Взяв в руки ленту, Илайя пропустил её между пальцами, поглаживая атласную ткань, проникаясь прикосновением этой текстуры. Она была приятной на ощупь, как и любая атласная вещь, в принципе. Ромуальд наблюдал за этими действиями с повышенным интересом, боясь пропустить момент, когда можно перехватывать инициативу. Илайя отложил ленту в сторону, прижал одну руку к другой в районе запястий и выставил их вперёд, предлагая ограничить возможность совершать те или иные движения.

– Скажи, если передумаешь.

Ромуальд опустился на колено, подхватил ленту и принялся обвивать ею запястья Илайи.

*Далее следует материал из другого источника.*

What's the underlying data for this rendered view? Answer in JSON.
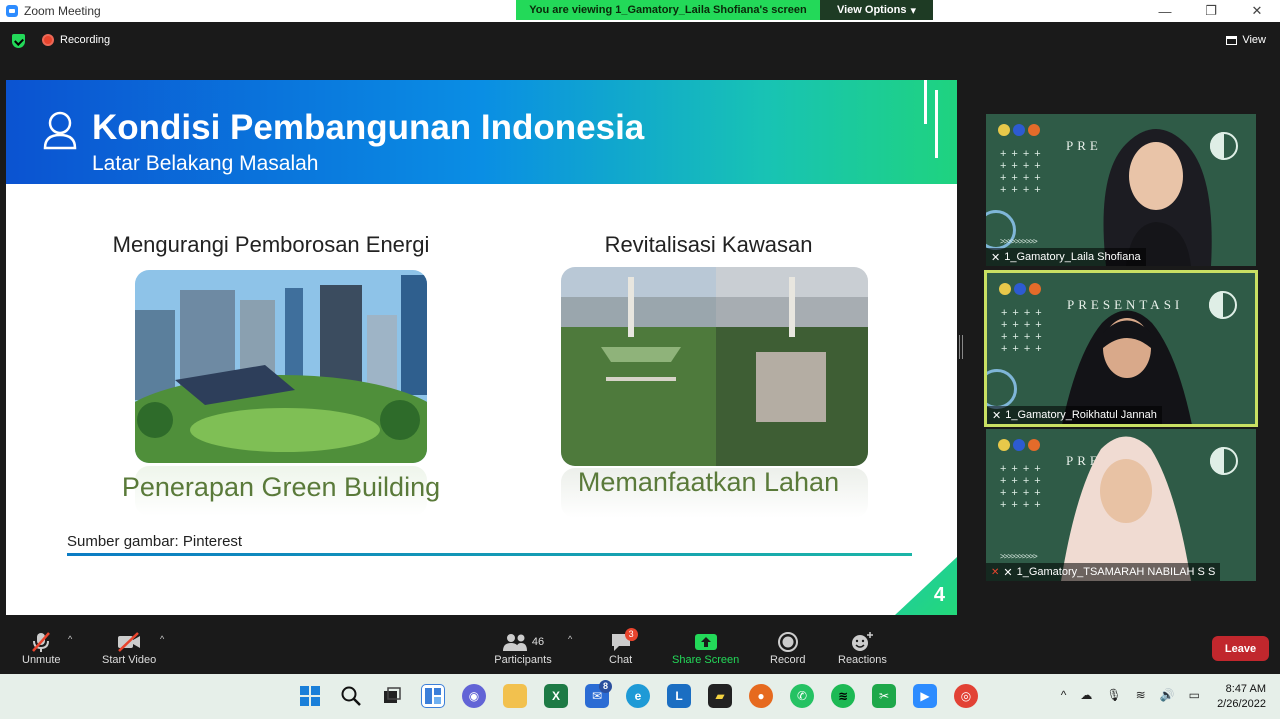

– Почему я должен передумать?

– Вдруг не понравится?

– Мне понравится, – заверил его Илайя.

– Откуда такая уверенность?

– Верю в твои таланты.

Кончик языка показался между губ и моментально исчез.

Иногда Ромуальд реально не понимал, откуда в сознании Илайи появились мысли о собственной асексуальности, когда её там даже минимально не наблюдалось. Нет, он отлично умел себя осаживать, держал эмоции под контролем и, наверное, действительно мог обходиться без секса длительное время, не считая, что это запредельное явление, невозможное и нереальное.

Но…

Асексуальность?

Если бы его слова и действия являлись результатом притворства, выглядело бы всё иначе. Однако Илайе нравились их эксперименты, не такие уж новаторские, а вполне себе стандартные и другими парами прежде опробованные; ему нравились поцелуи, прикосновения разной степени раскованности. Да и секс, в целом, а не только отдельные его составляющие, ему тоже нравился.

В этом сомнений не возникало вообще никогда.

Нереально настолько искусно притворяться. Невозможно, будучи асексуальным, так восхитительно стонать, чтобы у партнёра в мыслях оставался вакуум, а мысли были вытеснены на периферию. Невозможно настолько страстно отвечать, если вообще никакого желания не испытываешь или испытываешь, но до дикости слабое.